This is actually what America would look like without gerrymandering!

https://www.washingtonpost.com/news/wonk/wp/2016/01/13/this-is-actually-what-america-would-look-like-without-gerrymandering/?noredirect=on&utm_term=.79547a0b6808

In this article by The Washington Post it explains how gerrymandering can be optimized in the US. It includes an interesting topic of how to fix the biased assortment in the district assortments. Instead of allowing people to draw the lines we can instead program a computer to draw the lines out for us. The computer program is able to compact the population much more orderly than any other decision made by man. It is so accurate that it is able to reflect actual neighborhoods and homes in that neighborhood to be perfectly divided. The most interesting part is that this article also includes pictures to compare how we divide the US in our current congressional district map to the computer drawn map. It is easily seen that the computer drawn map seems much more optimal both in order and compactness. So what do you guys think, would this computer drawn map be a better option than the current mess that is the US’s district map?

 

2 Replies to “This is actually what America would look like without gerrymandering!”

  1. Hey, Cam. Interesting post and idea.

    I think what Professor Plante talked about a week or two ago based on what I brought up is salient here: Computers can be hacked (https://www.cbsnews.com/amp/news/why-voting-machines-in-the-u-s-are-easy-targets-for-hackers/ for example) and so I’m leery of placing unambiguous trust in machines handling the polls.

    On top of that, while machines can be “objective” the people designing them never are. So I suspect we could still see a lot of gaming the system from politicians.

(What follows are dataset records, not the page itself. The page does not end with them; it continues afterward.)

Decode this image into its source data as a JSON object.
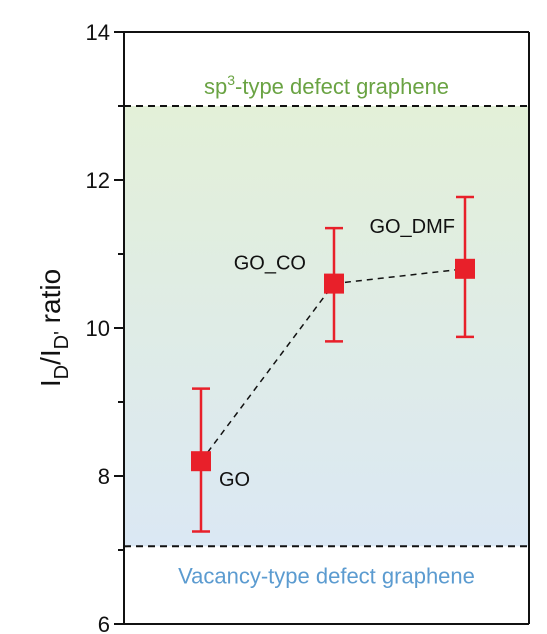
{
  "chart_data": {
    "type": "scatter",
    "title": "",
    "ylabel": {
      "main": "I",
      "sub1": "D",
      "sep": "/I",
      "sub2": "D'",
      "suffix": " ratio"
    },
    "ylim": [
      6,
      14
    ],
    "yticks": [
      "6",
      "8",
      "10",
      "12",
      "14"
    ],
    "grid": false,
    "series": [
      {
        "points": [
          {
            "label": "GO",
            "y": 8.2,
            "err_low": 7.25,
            "err_high": 9.18
          },
          {
            "label": "GO_CO",
            "y": 10.6,
            "err_low": 9.82,
            "err_high": 11.35
          },
          {
            "label": "GO_DMF",
            "y": 10.8,
            "err_low": 9.88,
            "err_high": 11.77
          }
        ]
      }
    ],
    "reference_lines": [
      {
        "y": 13.0,
        "label_parts": [
          "sp",
          "3",
          "-type defect graphene"
        ],
        "color": "#6aa343"
      },
      {
        "y": 7.05,
        "label": "Vacancy-type defect graphene",
        "color": "#5b9bd0"
      }
    ],
    "colors": {
      "marker": "#e8202a",
      "band_top": "#e3f0d8",
      "band_bottom": "#dbe8f4",
      "axis": "#111111",
      "connector": "#111111"
    }
  }
}
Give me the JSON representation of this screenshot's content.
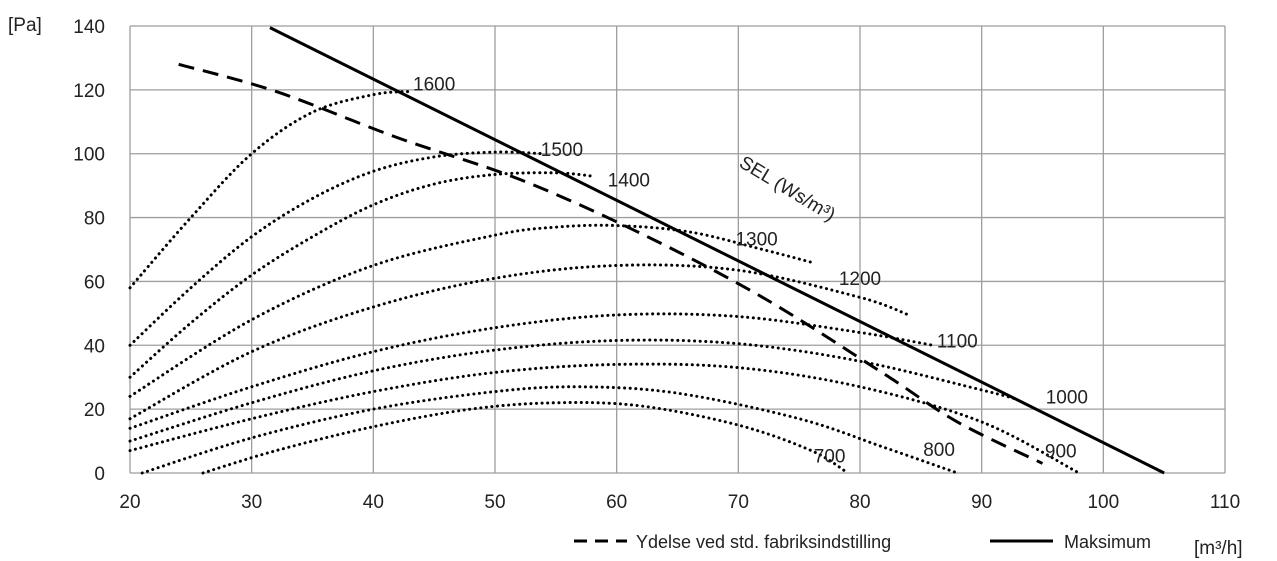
{
  "chart_data": {
    "type": "line",
    "title": "",
    "y_unit": "[Pa]",
    "x_unit": "[m³/h]",
    "xlim": [
      20,
      110
    ],
    "ylim": [
      0,
      140
    ],
    "x_ticks": [
      "20",
      "30",
      "40",
      "50",
      "60",
      "70",
      "80",
      "90",
      "100",
      "110"
    ],
    "y_ticks": [
      "0",
      "20",
      "40",
      "60",
      "80",
      "100",
      "120",
      "140"
    ],
    "grid": true,
    "colors": {
      "line": "#000000",
      "grid": "#9e9e9e"
    },
    "legend": {
      "position": "bottom-right",
      "dashed_label": "Ydelse ved std. fabriksindstilling",
      "solid_label": "Maksimum"
    },
    "sel_label": "SEL (Ws/m³)",
    "series": [
      {
        "name": "Maksimum",
        "style": "solid",
        "points": [
          [
            31.5,
            139.5
          ],
          [
            105,
            0
          ]
        ]
      },
      {
        "name": "Ydelse ved std. fabriksindstilling",
        "style": "dashed",
        "points": [
          [
            24,
            128
          ],
          [
            32,
            119.5
          ],
          [
            42,
            105
          ],
          [
            52,
            92
          ],
          [
            62,
            75
          ],
          [
            72,
            55
          ],
          [
            82,
            31
          ],
          [
            88,
            16
          ],
          [
            95,
            3
          ]
        ]
      },
      {
        "name": "fan-curve-1",
        "style": "dotted",
        "points": [
          [
            20,
            58
          ],
          [
            25,
            80
          ],
          [
            30,
            100
          ],
          [
            35,
            113
          ],
          [
            40,
            118.5
          ],
          [
            43,
            119.5
          ]
        ]
      },
      {
        "name": "fan-curve-2",
        "style": "dotted",
        "points": [
          [
            20,
            40
          ],
          [
            25,
            58
          ],
          [
            30,
            74
          ],
          [
            35,
            86
          ],
          [
            40,
            94.5
          ],
          [
            45,
            99
          ],
          [
            50,
            100.5
          ],
          [
            54,
            100
          ]
        ]
      },
      {
        "name": "fan-curve-3",
        "style": "dotted",
        "points": [
          [
            20,
            30
          ],
          [
            25,
            47
          ],
          [
            30,
            62
          ],
          [
            35,
            74
          ],
          [
            40,
            84
          ],
          [
            45,
            90.5
          ],
          [
            50,
            93.5
          ],
          [
            55,
            94
          ],
          [
            58,
            93
          ]
        ]
      },
      {
        "name": "fan-curve-4",
        "style": "dotted",
        "points": [
          [
            20,
            24
          ],
          [
            30,
            48
          ],
          [
            40,
            65
          ],
          [
            50,
            74.5
          ],
          [
            55,
            77
          ],
          [
            60,
            77.5
          ],
          [
            66,
            75.5
          ],
          [
            72,
            70
          ],
          [
            76,
            66
          ]
        ]
      },
      {
        "name": "fan-curve-5",
        "style": "dotted",
        "points": [
          [
            20,
            17
          ],
          [
            30,
            38
          ],
          [
            40,
            52
          ],
          [
            50,
            61
          ],
          [
            60,
            65
          ],
          [
            70,
            63.5
          ],
          [
            80,
            55
          ],
          [
            84,
            49.5
          ]
        ]
      },
      {
        "name": "fan-curve-6",
        "style": "dotted",
        "points": [
          [
            20,
            14
          ],
          [
            30,
            27
          ],
          [
            40,
            38
          ],
          [
            50,
            45.5
          ],
          [
            60,
            49.5
          ],
          [
            70,
            49
          ],
          [
            80,
            44
          ],
          [
            86,
            40
          ]
        ]
      },
      {
        "name": "fan-curve-7",
        "style": "dotted",
        "points": [
          [
            20,
            10
          ],
          [
            30,
            22
          ],
          [
            40,
            32
          ],
          [
            50,
            38.5
          ],
          [
            60,
            41.5
          ],
          [
            70,
            40.5
          ],
          [
            80,
            35
          ],
          [
            90,
            26
          ],
          [
            93,
            23
          ]
        ]
      },
      {
        "name": "fan-curve-8",
        "style": "dotted",
        "points": [
          [
            20,
            7
          ],
          [
            30,
            17
          ],
          [
            40,
            25.5
          ],
          [
            50,
            31.5
          ],
          [
            60,
            34
          ],
          [
            70,
            33
          ],
          [
            80,
            27
          ],
          [
            90,
            16
          ],
          [
            98,
            0
          ]
        ]
      },
      {
        "name": "fan-curve-9",
        "style": "dotted",
        "points": [
          [
            21,
            0
          ],
          [
            30,
            11
          ],
          [
            40,
            20
          ],
          [
            50,
            25.5
          ],
          [
            57,
            27
          ],
          [
            65,
            25
          ],
          [
            75,
            17
          ],
          [
            82,
            8
          ],
          [
            88,
            0
          ]
        ]
      },
      {
        "name": "fan-curve-10",
        "style": "dotted",
        "points": [
          [
            26,
            0
          ],
          [
            32,
            7
          ],
          [
            40,
            14.5
          ],
          [
            48,
            20
          ],
          [
            55,
            22
          ],
          [
            62,
            21
          ],
          [
            70,
            15
          ],
          [
            76,
            7
          ],
          [
            79,
            0
          ]
        ]
      }
    ],
    "curve_labels": [
      {
        "text": "1600",
        "x": 45,
        "y": 122
      },
      {
        "text": "1500",
        "x": 55.5,
        "y": 101.5
      },
      {
        "text": "1400",
        "x": 61,
        "y": 92
      },
      {
        "text": "1300",
        "x": 71.5,
        "y": 73.5
      },
      {
        "text": "1200",
        "x": 80,
        "y": 61
      },
      {
        "text": "1100",
        "x": 88,
        "y": 41.5
      },
      {
        "text": "1000",
        "x": 97,
        "y": 24
      },
      {
        "text": "900",
        "x": 96.5,
        "y": 7
      },
      {
        "text": "800",
        "x": 86.5,
        "y": 7.5
      },
      {
        "text": "700",
        "x": 77.5,
        "y": 5.5
      }
    ]
  }
}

  2. I have to say that I agree with both sides – this kind of computer research is important, yet is also something we should be weary of for hacking-sake. Instead, I see it as a great way to look at voting in a more mathematical way. This article, https://www.nytimes.com/2017/11/30/learning/lesson-plans/investigating-gerrymandering-and-the-math-behind-partisan-maps.html , shows how students in school are able to look at voting in such a manner and can use this kind of research to solve the problems of gerrymandering in the future. Being able to look at these kinds of maps and figuring out how to use this kind of math to dedraw such district lines will hopefully be a big help in the future of politics to make the voting system that much more equal and fair.